Na ditadura o que existe é só o poder central, tudo o que foge dessa corrente principal é ignorado, quando não perseguido.
Vivemos, antes, a ditadura da religião. Fora de Deus ( seja qual fosse esse deus ) nada era verdadeiro. Como Deus é espírito, a carne era ignorada. Nesse mundo onde o que não se vê é o que faz diferença, arte e filosofia florescem. São religião de quem tem dúvida.
Desde a renascença vivemos a transição dessa ditadura. Nos livramos de uma ditadura na esperança de poder viver sem opressão alguma, livres. No século XVIII essa esperança atingiu seu apogeu. Derrubar reis era derrubar a ditadura divina. O corpo deixava de ser oprimido.
Mas agora vivemos a ditadura oposta, a ditadura da ciência. Nada existe que não possa ser provado, tudo é um processo natural. Sem perceber nos tornamos ratos de laboratório.

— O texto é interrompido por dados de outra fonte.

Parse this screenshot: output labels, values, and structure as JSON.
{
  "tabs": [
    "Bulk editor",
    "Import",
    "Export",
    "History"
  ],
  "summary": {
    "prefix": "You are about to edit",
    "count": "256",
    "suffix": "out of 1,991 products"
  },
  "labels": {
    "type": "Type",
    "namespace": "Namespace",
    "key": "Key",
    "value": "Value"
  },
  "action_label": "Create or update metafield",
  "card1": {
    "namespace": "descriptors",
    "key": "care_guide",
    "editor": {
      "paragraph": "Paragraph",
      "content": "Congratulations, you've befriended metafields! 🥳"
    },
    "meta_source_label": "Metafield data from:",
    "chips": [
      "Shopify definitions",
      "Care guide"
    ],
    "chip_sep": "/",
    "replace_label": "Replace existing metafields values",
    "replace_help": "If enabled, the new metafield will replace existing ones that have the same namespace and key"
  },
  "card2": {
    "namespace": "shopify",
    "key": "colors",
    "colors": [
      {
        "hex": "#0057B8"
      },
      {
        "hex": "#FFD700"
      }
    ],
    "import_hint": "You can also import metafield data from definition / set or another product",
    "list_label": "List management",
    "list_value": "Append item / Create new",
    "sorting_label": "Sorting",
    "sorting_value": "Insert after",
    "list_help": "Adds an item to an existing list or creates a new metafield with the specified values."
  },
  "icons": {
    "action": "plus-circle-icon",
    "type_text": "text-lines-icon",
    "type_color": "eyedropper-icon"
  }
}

O corpo é rei. Eu sou minha pele, meus dentes, aquilo que exibo. Só posso existir na vida prática, ativa, real. Subjetivismo ou interioridade são doenças. Amo porque sinto tesão, e se amo devo transar, pois amor é sexo, e sexo é real. Se estou triste é uma disfunção quimica e se não me integro à massa tenho um problema psico-social. A história é uma ciência, a filosofia é uma ciência e toda religião tem de parecer ciência.

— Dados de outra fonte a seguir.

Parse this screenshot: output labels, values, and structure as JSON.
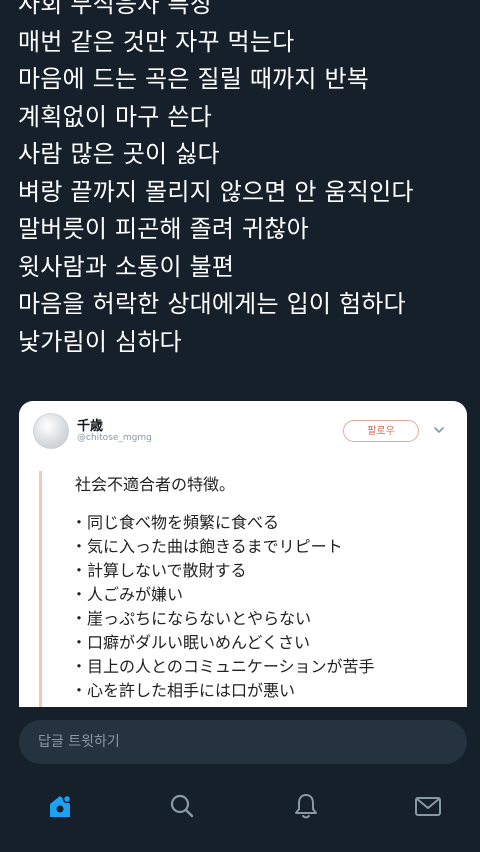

Escrevo numa máquina, assisto uma tela, falo num aparelho, corro num trambolho mecânico, visto fibras sintéticas, me alimento com sabores quase verdadeiros, uso pílula para ficar legal, tomo vitamina pra não ficar doente, analiso meus dentes e minha respiração, injeto líquidos para ficar bonitão, troco o que puder de mim. Vivo para meu corpo e para a realidade científica.

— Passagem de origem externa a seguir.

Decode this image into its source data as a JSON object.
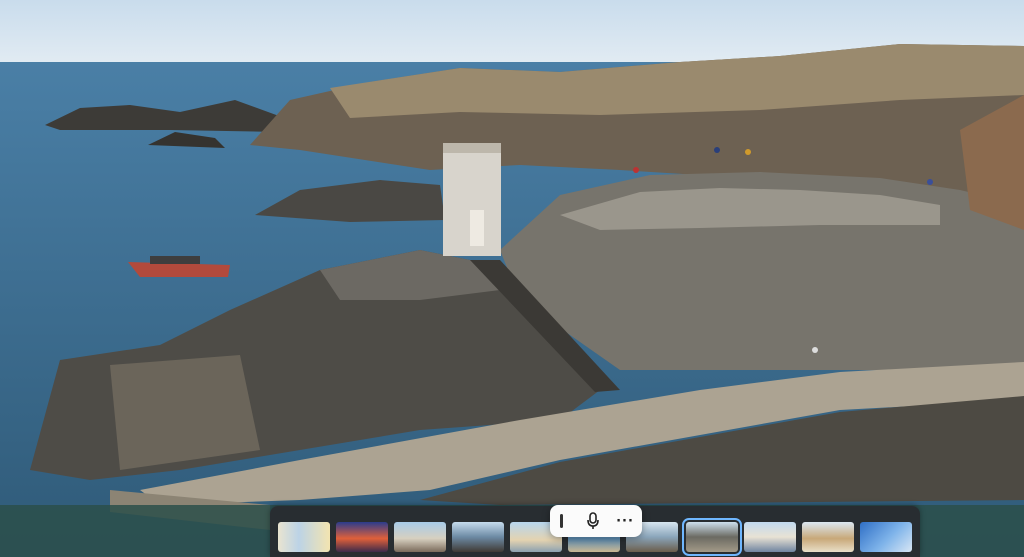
{
  "viewer": {
    "photo_icon": "landscape-photo",
    "colors": {
      "sky": "#dde9f3",
      "sea": "#3f6f94",
      "rock": "#5b5a55",
      "quay": "#a89f8f",
      "filmstrip_bg": "#28282c",
      "selection_outline": "#6fb7ff"
    }
  },
  "voice_toolbar": {
    "handle_icon": "drag-handle-icon",
    "mic_icon": "microphone-icon",
    "more_icon": "more-options-icon",
    "more_glyph": "···"
  },
  "filmstrip": {
    "selected_index": 7,
    "thumbnails": [
      {
        "icon": "map-thumbnail"
      },
      {
        "icon": "sunset-thumbnail"
      },
      {
        "icon": "harbor-thumbnail"
      },
      {
        "icon": "coast-thumbnail"
      },
      {
        "icon": "beach-thumbnail"
      },
      {
        "icon": "sea-thumbnail"
      },
      {
        "icon": "shore-thumbnail"
      },
      {
        "icon": "rocks-thumbnail"
      },
      {
        "icon": "town-thumbnail"
      },
      {
        "icon": "sand-thumbnail"
      },
      {
        "icon": "boat-thumbnail"
      }
    ]
  }
}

No mundo da ciência só vale o que pode ser provado, o que apresenta resultado e o que se mostra como a última descoberta. É mundo escravo do tempo, pois ao contrário da religião, ciência é temporal. Nos colocando nesse mundo vivemos no tempo reto onde a + b será sempre c, sem variação.
O que existe será função.
Nosso corpo sofria na ditadura religiosa. Ele era ignorado e gritava através de sintomas. Não podia existir. Nosso espírito ( chamo de espírito tudo o que nos é interior ) sufoca na ditadura da ciência. Ele é obrigado a se submeter às vontades da carne, fecha-se em sí-mesmo, produz tristeza e vazio. Pois no mundo do espírito não pode haver tempo e não existe função. Seu tempo não se rege por ação e reação. Ignora tempo e espaço.
Mas em nossa ditadura tudo é tempo e espaço. Tudo é caminho plano para outro caminho plano. Equação demonstrável. Impossível para nós imaginar outro modo de pensar ou viver que não seja o da ciência.
Neste admirável mundo novo, a arte se torna parte do processo. Ela existirá apenas enquanto tempo e lugar, deverá ter uma função real ( dinheiro, poder ou educação ) e ser etapa de descoberta. A arte não pode mais falar ao espírito, ela existe para tocar o corpo, dialogar com o mundo real. Arte pequena.
Talvez em 4000 anos termine esta ditadura. O que virá depois... quem sabe ? Como nascemos e vivemos dentro desta realidade, nos é impossível imaginar outra forma de viver, assim como por mais que tentemos, não conseguimos saber como era pertencer a mundo onde o corpo não existia.
Quando duas partículas colidem em túnel europeu o que interessa ao mundo real é " o que virá a seguir ? "
A questão espiritual é : " De onde surgiu a primeira partícula ? "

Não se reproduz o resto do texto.